While Ghana has stopped short of embracing Codentify wholesale, it has already made some concerning missteps on its journey towards track and trace. In September last year, public health experts were unsettled by reports that Ghana’s Revenue Authority (GRA) had awarded the contract to print the tax stamps that are integral to track and trace to troubled British company De La Rue.
Alarm bells were first sounded over the opaque and potentially underhanded nature of the tender process but intensified further when De La Rue outsourced key parts of its work to Atos, a firm with longstanding ties to Big Tobacco. As a result, the five-year contract has been suspended.
Time to get serious
The Ghanaian authorities, therefore, are now at a crucial crossroads. To date, the government has proven itself to be a regional leader on matters pertaining to tobacco legislation.
As far back as 1982, it became the first African nation to prohibit cigarette advertisements, while it was one of the first five countries in the continent to join the FCTC.
All that good groundwork will be for nothing, however, if Ghana doesn’t continue to build upon its solid foundations to implement systems that will truly regulate the illicit trade and keep industry interference at arm’s length.
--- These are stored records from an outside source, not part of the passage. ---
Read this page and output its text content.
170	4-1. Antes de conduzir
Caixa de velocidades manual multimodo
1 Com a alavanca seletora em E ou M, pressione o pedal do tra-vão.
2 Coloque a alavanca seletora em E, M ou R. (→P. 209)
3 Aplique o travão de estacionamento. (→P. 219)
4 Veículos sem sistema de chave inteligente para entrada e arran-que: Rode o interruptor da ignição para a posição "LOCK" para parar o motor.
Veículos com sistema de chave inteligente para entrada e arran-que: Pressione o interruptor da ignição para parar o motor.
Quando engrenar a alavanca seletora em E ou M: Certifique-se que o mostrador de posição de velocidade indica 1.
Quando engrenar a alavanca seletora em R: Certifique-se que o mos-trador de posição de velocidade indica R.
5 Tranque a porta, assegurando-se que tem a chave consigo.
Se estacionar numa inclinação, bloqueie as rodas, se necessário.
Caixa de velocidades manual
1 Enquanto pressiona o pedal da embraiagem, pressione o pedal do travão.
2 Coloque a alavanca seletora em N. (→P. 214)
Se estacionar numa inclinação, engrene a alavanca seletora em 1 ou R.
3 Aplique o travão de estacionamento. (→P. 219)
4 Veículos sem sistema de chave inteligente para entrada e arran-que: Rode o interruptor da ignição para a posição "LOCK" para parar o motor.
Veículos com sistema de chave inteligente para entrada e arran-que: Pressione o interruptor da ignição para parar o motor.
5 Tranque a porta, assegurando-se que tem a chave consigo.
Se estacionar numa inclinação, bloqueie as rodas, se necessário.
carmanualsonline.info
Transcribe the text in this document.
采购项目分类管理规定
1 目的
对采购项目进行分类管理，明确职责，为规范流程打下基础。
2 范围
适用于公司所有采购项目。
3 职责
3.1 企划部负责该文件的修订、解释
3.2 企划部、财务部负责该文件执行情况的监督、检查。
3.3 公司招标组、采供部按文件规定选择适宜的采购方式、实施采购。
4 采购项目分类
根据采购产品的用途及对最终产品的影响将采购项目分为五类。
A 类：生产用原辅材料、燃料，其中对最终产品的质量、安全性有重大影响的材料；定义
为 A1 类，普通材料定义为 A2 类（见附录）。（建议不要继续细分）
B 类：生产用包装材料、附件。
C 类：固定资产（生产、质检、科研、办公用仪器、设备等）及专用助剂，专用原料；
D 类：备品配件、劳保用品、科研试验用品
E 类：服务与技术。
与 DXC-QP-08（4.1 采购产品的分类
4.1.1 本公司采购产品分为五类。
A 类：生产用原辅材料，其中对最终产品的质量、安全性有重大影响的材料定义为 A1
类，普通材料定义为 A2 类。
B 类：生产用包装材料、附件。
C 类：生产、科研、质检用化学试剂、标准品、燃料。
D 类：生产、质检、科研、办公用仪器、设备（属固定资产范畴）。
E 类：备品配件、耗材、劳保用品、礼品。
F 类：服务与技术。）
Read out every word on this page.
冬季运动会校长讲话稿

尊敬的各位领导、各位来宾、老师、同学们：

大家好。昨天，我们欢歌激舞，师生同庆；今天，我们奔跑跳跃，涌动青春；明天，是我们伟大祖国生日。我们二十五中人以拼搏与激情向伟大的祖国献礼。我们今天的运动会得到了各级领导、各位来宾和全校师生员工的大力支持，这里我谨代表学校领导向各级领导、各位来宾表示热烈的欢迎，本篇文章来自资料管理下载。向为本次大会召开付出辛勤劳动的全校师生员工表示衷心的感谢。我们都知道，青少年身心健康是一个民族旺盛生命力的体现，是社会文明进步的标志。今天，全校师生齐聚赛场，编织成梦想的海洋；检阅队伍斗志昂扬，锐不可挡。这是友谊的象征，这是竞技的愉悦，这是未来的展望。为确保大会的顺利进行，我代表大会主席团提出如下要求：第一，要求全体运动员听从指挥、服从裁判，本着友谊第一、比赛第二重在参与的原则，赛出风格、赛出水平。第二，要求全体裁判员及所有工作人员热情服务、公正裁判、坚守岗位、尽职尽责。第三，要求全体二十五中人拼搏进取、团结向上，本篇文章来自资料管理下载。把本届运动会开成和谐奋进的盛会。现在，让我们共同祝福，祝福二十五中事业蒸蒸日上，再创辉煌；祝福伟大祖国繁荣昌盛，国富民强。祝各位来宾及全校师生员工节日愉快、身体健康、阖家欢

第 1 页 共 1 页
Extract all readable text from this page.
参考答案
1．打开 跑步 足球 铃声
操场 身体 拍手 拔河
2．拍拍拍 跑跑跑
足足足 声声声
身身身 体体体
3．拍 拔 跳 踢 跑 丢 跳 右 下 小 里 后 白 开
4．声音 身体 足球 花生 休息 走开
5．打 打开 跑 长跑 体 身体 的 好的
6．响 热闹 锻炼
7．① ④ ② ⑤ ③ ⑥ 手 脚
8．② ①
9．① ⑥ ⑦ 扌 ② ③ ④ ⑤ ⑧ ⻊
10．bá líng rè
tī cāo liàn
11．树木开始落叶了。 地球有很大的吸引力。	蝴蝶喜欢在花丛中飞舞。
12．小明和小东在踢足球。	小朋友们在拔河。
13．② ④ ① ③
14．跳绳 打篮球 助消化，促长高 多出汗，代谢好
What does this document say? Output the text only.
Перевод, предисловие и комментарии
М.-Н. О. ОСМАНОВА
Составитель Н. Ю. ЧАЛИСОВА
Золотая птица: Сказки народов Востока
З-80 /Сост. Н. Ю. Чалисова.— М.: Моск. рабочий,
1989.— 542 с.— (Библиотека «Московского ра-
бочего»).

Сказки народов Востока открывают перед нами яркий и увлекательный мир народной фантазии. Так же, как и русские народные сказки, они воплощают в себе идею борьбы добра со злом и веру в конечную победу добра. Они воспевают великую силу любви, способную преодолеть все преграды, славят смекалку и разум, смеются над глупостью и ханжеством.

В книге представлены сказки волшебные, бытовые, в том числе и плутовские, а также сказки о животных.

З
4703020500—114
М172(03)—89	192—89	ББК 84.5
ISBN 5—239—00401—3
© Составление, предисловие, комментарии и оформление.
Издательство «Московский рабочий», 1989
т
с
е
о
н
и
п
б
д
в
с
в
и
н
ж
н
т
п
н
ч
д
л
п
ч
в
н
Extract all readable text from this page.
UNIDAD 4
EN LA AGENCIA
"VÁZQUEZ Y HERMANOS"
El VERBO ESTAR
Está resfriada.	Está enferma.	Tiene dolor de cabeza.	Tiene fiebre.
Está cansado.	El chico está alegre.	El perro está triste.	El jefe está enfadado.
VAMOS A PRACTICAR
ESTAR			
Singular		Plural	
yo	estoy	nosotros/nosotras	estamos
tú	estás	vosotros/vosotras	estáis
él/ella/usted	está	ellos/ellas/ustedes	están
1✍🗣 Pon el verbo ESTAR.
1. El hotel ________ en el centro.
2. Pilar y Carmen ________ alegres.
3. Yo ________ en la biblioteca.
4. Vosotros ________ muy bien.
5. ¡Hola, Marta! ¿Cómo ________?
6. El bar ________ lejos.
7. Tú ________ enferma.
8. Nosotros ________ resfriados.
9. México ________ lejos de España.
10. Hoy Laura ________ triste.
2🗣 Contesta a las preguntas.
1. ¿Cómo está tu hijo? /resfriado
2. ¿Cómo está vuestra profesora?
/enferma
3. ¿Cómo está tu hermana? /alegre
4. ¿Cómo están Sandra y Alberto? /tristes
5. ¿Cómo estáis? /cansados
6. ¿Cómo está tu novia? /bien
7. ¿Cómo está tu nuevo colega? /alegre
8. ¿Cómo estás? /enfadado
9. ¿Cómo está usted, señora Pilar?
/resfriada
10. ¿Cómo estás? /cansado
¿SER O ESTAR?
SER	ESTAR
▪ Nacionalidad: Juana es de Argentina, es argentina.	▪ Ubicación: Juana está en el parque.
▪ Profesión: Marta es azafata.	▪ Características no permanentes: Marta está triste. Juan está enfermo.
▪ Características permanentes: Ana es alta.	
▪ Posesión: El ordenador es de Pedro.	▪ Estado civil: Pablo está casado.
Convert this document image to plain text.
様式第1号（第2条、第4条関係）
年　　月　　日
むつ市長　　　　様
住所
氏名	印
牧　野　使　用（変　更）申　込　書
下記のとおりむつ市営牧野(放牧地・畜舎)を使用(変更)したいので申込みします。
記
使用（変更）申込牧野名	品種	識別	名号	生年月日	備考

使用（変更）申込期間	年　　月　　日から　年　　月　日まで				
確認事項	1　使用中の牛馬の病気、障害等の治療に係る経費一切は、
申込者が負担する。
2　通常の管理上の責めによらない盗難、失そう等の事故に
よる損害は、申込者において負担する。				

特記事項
That is, of course, easier said than done. The biggest TTCs all earn far in excess of the revenues garnered by a typical LMIC like Ghana, allowing them to throw their weight around and toss no end of logistical and legal hurdles in the path towards tightened regulations.
Ghana’s decision to partner with De La Rue was an ill-advised one, but its subsequent renunciation of the deal is an encouraging sign that it’s willing to get tough on the illicit market in a way that will have tangible impacts.
What happens next will define whether those impacts are beneficial to the country on an economic and individual level – or whether Ghana will simply become one more nation to fall under the thrall of Big Tobacco and see the problem perpetuated ad nauseam.